Eckhardt's envoy prostrated himself before the King.

"I crave the King's pardon—it was my Lord Eckhardt's command to carry straight and unannounced the tidings to the King's ear—your hosts have stormed Castel San Angelo! Your enemy is no more!"

"Rise!" thundered Otto, while Stephania had rushed with a pitiful moan of anguish from her retreat, and was gazing at the messenger, as if life and death sat on his lips. "What do you mean?"

But ere the man could answer, a terrible shriek by his side caused Otto to start. Stephania had rushed to the window. Following the direction of her gaze, his heart sank within him with the weight of his own despair.

A body was seen swinging from the ramparts,—it needed neither soothsayer nor prophet to explain what had befallen.

Eckhardt had kept his oath.

"When the imperial Chamberlain told him that you were here with the King," Haco addressed the woman, who stared with wide-eyed despair from one to the other, "Crescentius charged in person the invading hosts.
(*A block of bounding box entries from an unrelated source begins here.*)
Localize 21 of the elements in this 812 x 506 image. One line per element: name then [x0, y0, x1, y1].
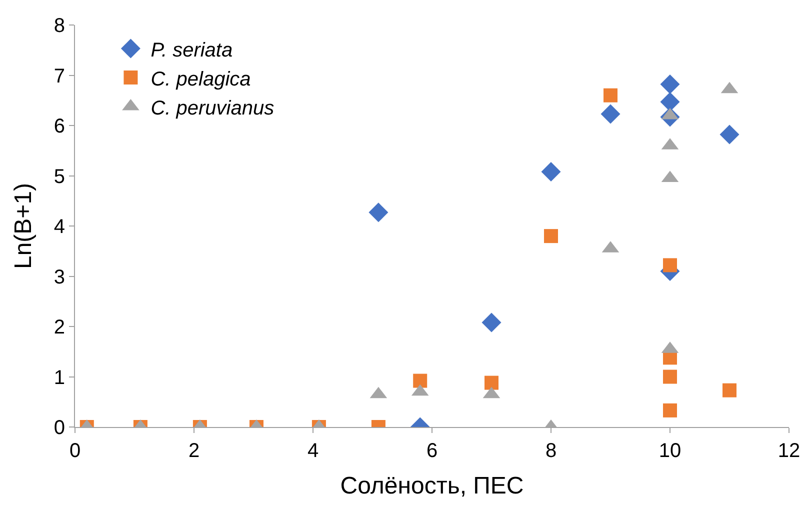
x-tick-label: 10	[658, 440, 682, 462]
legend-label: C. peruvianus	[150, 97, 274, 120]
x-tick-label: 6	[426, 440, 438, 462]
y-tick-label: 3	[54, 266, 65, 288]
y-tick-label: 2	[54, 316, 65, 338]
legend-label: C. pelagica	[150, 68, 251, 90]
y-axis-title: Ln(B+1)	[10, 182, 37, 270]
y-tick-label: 6	[54, 116, 65, 138]
x-tick-label: 4	[307, 440, 319, 462]
x-axis-title: Солёность, ПЕС	[340, 472, 524, 500]
y-tick-label: 7	[54, 65, 65, 88]
y-tick-label: 4	[54, 216, 65, 238]
y-tick-label: 0	[54, 417, 65, 439]
y-tick-label: 8	[54, 15, 65, 37]
legend-label: P. seriata	[150, 39, 233, 62]
x-tick-label: 12	[778, 440, 800, 462]
y-tick-label: 1	[54, 366, 65, 389]
y-tick-label: 5	[54, 166, 65, 188]
x-tick-label: 2	[188, 440, 200, 462]
x-tick-label: 8	[545, 440, 557, 462]
x-tick-label: 0	[69, 440, 81, 462]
Struck down twice, he staggered again to his feet, fighting like a madman in the face of certain death and against fearful odds. When he fell the third time, Eckhardt ordered him suspended from the battlements—to save him the trouble of rising again!" the captain concluded in grim humour.

"What of my pardon for the Senator?" gasped Otto.

"I know of no pardon," replied Haco.

"The pardon of which Benilo was the bearer," Otto repeated.